If we summarize the regression where we selected to view only x1
, then
we will only see this one variable in the summary. Note that no
selection is required to ignore the group fixed effects because ART
cannot be applied to these coefficients.
summary(artlm3)
#>
#> Call:
#> artlm(formula = y ~ x1 + x2 + group - 1, data = df, cluster = group,
#> select = "x1")
#>
#> Residuals:
#> Min 1Q Median 3Q Max
#> -1.49058 -0.38165 0.01422 0.37043 1.30953
#>
#> Coefficients:
#> Estimate Crit. value t value Pr(>|t|)
#> x1 10.03 19.03 31.7 0.00195 **
#> ---
#> Signif. codes: 0 '***' 0.001 '**' 0.01 '*' 0.05 '.' 0.1 ' ' 1
#>
#> Residual standard error: 0.504 on 988 degrees of freedom
#> Multiple R-squared: 0.9994, Adjusted R-squared: 0.9994
#> F-statistic: 1.332e+05 on 12 and 988 DF, p-value: < 2.2e-16
Confidence intervals are computed using the confint
command as usual.
confint(artlm2)
#> 2.5 % 97.5 %
#> x1 9.987563195 10.06423501
#> x2 -0.003333396 0.07527805
You can adjust the level of significance using the level
parameter.
confint(artlm2, level = 0.98)
#> 1 % 99 %
#> x1 9.97521696 10.07359180
#> x2 -0.01446102 0.08521455
The command will only display selected variables.
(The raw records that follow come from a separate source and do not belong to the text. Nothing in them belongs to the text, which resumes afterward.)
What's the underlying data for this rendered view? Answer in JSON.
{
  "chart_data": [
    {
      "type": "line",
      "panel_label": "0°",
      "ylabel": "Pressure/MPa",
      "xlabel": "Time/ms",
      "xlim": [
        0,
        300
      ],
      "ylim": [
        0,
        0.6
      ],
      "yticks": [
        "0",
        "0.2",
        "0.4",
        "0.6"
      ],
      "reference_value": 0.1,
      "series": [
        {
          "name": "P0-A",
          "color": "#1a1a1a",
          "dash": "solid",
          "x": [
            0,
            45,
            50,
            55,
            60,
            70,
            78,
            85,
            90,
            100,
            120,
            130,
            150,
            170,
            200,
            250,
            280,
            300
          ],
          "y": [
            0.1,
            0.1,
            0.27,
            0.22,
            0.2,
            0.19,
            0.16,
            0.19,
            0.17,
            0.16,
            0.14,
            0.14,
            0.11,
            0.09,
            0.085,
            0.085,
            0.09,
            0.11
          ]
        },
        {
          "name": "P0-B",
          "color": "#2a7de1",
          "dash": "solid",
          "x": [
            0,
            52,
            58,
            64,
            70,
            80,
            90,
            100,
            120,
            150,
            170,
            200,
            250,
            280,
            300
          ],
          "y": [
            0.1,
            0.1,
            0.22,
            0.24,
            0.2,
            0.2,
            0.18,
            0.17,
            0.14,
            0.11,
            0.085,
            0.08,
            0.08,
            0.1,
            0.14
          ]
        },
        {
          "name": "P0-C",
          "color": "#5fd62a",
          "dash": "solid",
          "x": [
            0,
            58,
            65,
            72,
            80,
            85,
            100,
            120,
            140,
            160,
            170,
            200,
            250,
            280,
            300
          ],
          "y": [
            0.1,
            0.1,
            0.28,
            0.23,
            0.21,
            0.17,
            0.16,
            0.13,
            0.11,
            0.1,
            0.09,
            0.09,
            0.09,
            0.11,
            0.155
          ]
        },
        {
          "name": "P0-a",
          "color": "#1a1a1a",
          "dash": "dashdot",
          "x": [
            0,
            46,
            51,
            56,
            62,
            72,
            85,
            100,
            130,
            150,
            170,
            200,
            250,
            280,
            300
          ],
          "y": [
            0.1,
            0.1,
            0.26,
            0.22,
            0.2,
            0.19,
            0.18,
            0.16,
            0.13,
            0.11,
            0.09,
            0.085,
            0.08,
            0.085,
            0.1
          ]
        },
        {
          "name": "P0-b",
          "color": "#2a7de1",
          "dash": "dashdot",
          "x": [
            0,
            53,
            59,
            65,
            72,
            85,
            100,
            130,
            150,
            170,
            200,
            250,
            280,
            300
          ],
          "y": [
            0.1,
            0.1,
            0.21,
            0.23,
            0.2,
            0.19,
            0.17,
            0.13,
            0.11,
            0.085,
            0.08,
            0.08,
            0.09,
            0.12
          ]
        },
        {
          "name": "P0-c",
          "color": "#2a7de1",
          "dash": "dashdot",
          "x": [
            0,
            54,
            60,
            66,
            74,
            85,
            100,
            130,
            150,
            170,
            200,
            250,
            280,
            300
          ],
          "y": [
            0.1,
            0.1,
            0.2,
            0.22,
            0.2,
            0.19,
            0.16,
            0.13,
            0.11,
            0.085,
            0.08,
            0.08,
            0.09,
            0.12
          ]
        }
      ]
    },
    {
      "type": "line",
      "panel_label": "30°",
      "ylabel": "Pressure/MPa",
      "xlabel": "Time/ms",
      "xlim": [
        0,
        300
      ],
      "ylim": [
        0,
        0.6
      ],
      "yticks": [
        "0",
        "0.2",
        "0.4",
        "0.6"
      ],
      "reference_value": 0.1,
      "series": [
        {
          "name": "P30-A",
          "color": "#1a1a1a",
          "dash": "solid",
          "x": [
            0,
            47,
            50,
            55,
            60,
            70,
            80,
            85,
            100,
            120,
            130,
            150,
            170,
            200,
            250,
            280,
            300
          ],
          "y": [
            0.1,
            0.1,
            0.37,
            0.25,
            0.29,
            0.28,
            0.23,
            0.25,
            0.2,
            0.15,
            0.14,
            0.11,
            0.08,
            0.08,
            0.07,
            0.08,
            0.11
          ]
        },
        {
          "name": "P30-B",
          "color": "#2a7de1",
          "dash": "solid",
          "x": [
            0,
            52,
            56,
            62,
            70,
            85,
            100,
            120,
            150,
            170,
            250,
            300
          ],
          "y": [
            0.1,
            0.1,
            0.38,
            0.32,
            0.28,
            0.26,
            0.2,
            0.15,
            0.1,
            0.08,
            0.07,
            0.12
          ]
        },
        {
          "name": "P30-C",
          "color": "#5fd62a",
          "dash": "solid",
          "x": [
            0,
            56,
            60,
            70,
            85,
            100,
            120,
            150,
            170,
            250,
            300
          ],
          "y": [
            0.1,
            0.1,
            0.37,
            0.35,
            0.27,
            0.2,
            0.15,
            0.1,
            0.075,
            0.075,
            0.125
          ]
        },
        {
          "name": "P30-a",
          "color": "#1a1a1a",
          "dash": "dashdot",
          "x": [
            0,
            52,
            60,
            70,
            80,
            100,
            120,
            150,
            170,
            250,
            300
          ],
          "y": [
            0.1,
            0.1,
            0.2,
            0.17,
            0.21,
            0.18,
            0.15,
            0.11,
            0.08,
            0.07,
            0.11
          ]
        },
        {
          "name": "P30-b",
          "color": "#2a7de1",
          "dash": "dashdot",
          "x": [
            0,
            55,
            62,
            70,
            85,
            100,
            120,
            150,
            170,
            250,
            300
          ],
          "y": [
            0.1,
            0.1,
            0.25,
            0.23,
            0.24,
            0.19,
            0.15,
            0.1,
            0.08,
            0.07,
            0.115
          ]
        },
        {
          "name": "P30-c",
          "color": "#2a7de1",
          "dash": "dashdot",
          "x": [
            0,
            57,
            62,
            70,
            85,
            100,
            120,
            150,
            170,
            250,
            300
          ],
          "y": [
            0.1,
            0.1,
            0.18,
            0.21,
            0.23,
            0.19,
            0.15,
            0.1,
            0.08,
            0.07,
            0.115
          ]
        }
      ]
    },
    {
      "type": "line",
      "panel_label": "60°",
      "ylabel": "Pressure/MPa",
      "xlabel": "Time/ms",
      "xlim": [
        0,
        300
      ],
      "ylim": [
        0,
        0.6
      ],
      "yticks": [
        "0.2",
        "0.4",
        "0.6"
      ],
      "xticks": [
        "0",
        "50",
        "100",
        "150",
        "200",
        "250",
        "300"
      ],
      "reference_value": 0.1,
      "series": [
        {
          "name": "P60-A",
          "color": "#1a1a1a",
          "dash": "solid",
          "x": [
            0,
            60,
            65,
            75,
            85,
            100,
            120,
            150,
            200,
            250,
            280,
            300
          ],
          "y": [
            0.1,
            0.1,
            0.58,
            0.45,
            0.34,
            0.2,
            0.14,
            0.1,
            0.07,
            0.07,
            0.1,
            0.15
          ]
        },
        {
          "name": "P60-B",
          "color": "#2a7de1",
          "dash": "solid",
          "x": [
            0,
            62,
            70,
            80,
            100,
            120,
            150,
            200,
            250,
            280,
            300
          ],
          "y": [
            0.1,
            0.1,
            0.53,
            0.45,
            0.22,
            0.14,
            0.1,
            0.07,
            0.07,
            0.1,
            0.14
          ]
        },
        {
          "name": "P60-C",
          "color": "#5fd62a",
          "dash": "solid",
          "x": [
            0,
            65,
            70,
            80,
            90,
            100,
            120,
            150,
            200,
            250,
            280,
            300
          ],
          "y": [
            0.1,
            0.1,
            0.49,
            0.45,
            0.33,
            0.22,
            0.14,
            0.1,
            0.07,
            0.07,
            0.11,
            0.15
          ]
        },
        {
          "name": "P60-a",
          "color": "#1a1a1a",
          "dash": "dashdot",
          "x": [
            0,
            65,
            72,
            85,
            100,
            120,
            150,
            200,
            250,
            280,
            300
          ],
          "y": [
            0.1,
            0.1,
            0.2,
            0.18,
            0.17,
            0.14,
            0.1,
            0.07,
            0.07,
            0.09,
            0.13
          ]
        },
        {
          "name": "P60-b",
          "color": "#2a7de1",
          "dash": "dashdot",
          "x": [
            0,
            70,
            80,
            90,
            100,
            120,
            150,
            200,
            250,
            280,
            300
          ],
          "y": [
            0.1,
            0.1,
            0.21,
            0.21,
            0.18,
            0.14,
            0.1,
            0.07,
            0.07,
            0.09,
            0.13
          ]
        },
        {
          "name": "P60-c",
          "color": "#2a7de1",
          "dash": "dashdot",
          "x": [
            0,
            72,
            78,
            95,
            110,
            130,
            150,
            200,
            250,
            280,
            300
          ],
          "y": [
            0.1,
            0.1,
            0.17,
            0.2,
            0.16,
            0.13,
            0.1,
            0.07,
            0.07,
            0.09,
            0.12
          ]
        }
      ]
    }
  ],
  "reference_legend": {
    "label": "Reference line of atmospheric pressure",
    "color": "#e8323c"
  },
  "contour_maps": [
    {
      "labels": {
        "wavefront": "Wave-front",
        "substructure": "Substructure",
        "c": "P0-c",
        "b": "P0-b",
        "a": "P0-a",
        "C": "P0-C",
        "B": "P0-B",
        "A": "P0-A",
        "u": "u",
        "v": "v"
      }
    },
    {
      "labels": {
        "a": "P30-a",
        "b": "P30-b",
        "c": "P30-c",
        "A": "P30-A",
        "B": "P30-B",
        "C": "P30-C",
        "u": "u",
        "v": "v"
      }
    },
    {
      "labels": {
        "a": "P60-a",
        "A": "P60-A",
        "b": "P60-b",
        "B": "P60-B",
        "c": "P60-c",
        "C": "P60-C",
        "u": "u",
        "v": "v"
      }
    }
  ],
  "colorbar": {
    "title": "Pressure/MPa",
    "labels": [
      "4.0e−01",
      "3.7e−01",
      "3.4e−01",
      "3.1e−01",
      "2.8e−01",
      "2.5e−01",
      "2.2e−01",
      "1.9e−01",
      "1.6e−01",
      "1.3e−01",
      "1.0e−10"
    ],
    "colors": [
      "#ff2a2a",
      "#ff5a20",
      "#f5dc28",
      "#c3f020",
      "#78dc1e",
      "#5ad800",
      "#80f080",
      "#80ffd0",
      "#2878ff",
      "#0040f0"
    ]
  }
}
So, if we use artlm3
where we selected only x1
, then we will only see the confidence
interval for this one term. More importantly, the function will not
compute intervals for unselected parameters.
confint(artlm3)
#> 2.5 % 97.5 %
#> 9.987563 10.064235
It is also possible to select variables in confint
instead of in the
regression.
confint(artlm2, parm = "x2")
#> 2.5 % 97.5 %
#> -0.003333396 0.075278053
You can conduct arbitrary linear tests using ARTHypothesis
. For
example, suppose I wanted to test to see if
β1 = β2. Then, I can run.
ARTHypothesis(artlm2, "x1 = x2")
#> Linear ART hypothesis test
#>
#> Hypothesis:
#> x1 - x2 = 0
#>
#> Crit. value t value Pr(>|t|)
#> 1 18.986 31.587 0.001953 **
#> ---
#> Signif. codes: 0 '***' 0.001 '**' 0.01 '*' 0.05 '.' 0.1 ' ' 1
You can also supply the constraint vector and constant value manually like so.
ARTHypothesis(artlm2, c(1,-1), 0)
#> Linear ART hypothesis test
#>
#> Hypothesis:
#> x1 - x2 = 0
#>
#> Crit. value t value Pr(>|t|)
#> 1 18.986 31.587 0.001953 **
#> ---
#> Signif. codes: 0 '***' 0.001 '**' 0.01 '*' 0.05 '.' 0.1 ' ' 1
You cannot construct a linear test using a parameter that was not selected in the original regression.